Title: Re: Dorgard (Again?)
Post by: kurnal on February 23, 2014, 09:26:40 AM
Thanks Dave no I was not getting at you either. I am grateful to all contributors for positive contributions, I just dislike personal attacks that don't contribute anything to the debate.

I also can see where these compromises are founded, as an enforcement officer coming into a building for the first time and finding a can of worms that has been passed by your predecessors as satisfactory there is huge pressure to minimise the impact of what needs to be done on the client but to make it safer than it currently is.

Many enforcement officers will not be sufficiently confident to bite the bullet and will take what they see as a practical, functional approach to paper over the cracks often overlooking obvious flaws. 

But it happens to me too, a recent example was in an 18 storey single staircase tower block in which someone had cut a 600mm square hole in a fire door in the staircase lobby and in my fire risk assessment I said the door must be replaced. The assessment coincided with a fire service audit visit. The Enforcement Officer took a different view and said it would be ok provided they did not store more than five mattresses in the store! All I can say to the client is if they don't put it in writing its not worth a light!
Title: Re: Dorgard (Again?)
Post by: kurnal on February 24, 2014, 11:16:15 PM
How was your recent trip K? Hope you behaved?

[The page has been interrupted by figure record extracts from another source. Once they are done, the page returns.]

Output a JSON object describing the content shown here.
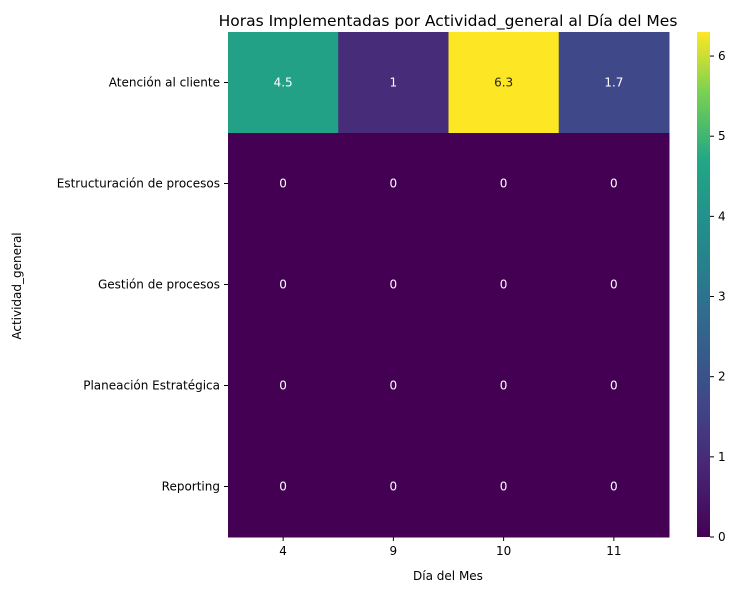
{
  "chart_data": {
    "type": "heatmap",
    "title": "Horas Implementadas por Actividad_general al Día del Mes",
    "xlabel": "Día del Mes",
    "ylabel": "Actividad_general",
    "x_categories": [
      "4",
      "9",
      "10",
      "11"
    ],
    "y_categories": [
      "Atención al cliente",
      "Estructuración de procesos",
      "Gestión de procesos",
      "Planeación Estratégica",
      "Reporting"
    ],
    "values": [
      [
        4.5,
        1,
        6.3,
        1.7
      ],
      [
        0,
        0,
        0,
        0
      ],
      [
        0,
        0,
        0,
        0
      ],
      [
        0,
        0,
        0,
        0
      ],
      [
        0,
        0,
        0,
        0
      ]
    ],
    "colorbar": {
      "min": 0,
      "max": 6.3,
      "ticks": [
        "0",
        "1",
        "2",
        "3",
        "4",
        "5",
        "6"
      ]
    },
    "colormap": "viridis",
    "annotation_colors": {
      "dark": "#262626",
      "light": "#ffffff"
    },
    "grid": false,
    "legend": "colorbar-right"
  }
}
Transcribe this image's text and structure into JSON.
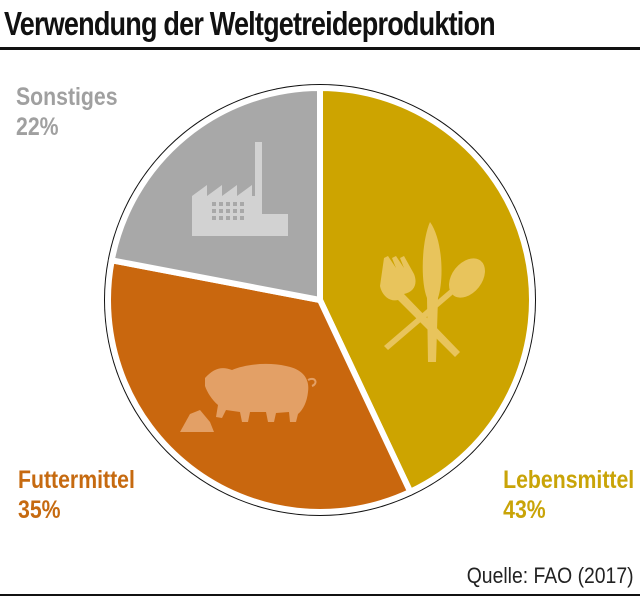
{
  "chart_data": {
    "type": "pie",
    "title": "Verwendung der Weltgetreideproduktion",
    "slices": [
      {
        "label": "Lebensmittel",
        "value": 43,
        "value_label": "43%",
        "color": "#cda400",
        "icon": "cutlery-icon"
      },
      {
        "label": "Futtermittel",
        "value": 35,
        "value_label": "35%",
        "color": "#c9670e",
        "icon": "pig-icon"
      },
      {
        "label": "Sonstiges",
        "value": 22,
        "value_label": "22%",
        "color": "#a8a8a8",
        "icon": "factory-icon"
      }
    ],
    "source": "Quelle: FAO (2017)"
  }
}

Hi NT it was good thanks for asking. Find the legislation in Eire and particularly Dublin a bit baffling! Seems to be mega prescriptive when it comes to the approvals for new build and the issue of a fire certificate and in particular the regulation of architects and building surveyors and very much laissez faire when it comes to management of fire safety in occupied buildings and enforcement.  As Dotty would say though there seems to be no bodies on the streets. Makes you wonder whether we really need the regime we have in UK and how it all fits in with the EU directives.
Title: Re: Dorgard (Again?)
Post by: colin todd on February 25, 2014, 10:23:42 PM
Big Al, Always keen to help an old station officer, I can explain the Irish legislation to you, if you want to put 4 pennies in the phone box in Bathmat Lock High Street (like when you sent the fireflash mesages).  Also, you will find that fire risk assessment and some of the management issues are dealt with under HEALTH AND SAFETY legislation. Further, their fire certificate is issued at the design stage, not like when you began doing the hotels over in 1972.  You are right there aren't too many bodies on the street, but then all their fire officers are qualified engineers. We wouldn't have had truck with all these clever clogs in the Bathmat Lock fire service eh?  What is it we used to say when you and I were on white watch playing snooker against each other all night- you can shake a degree all day at a fire but it wont go out.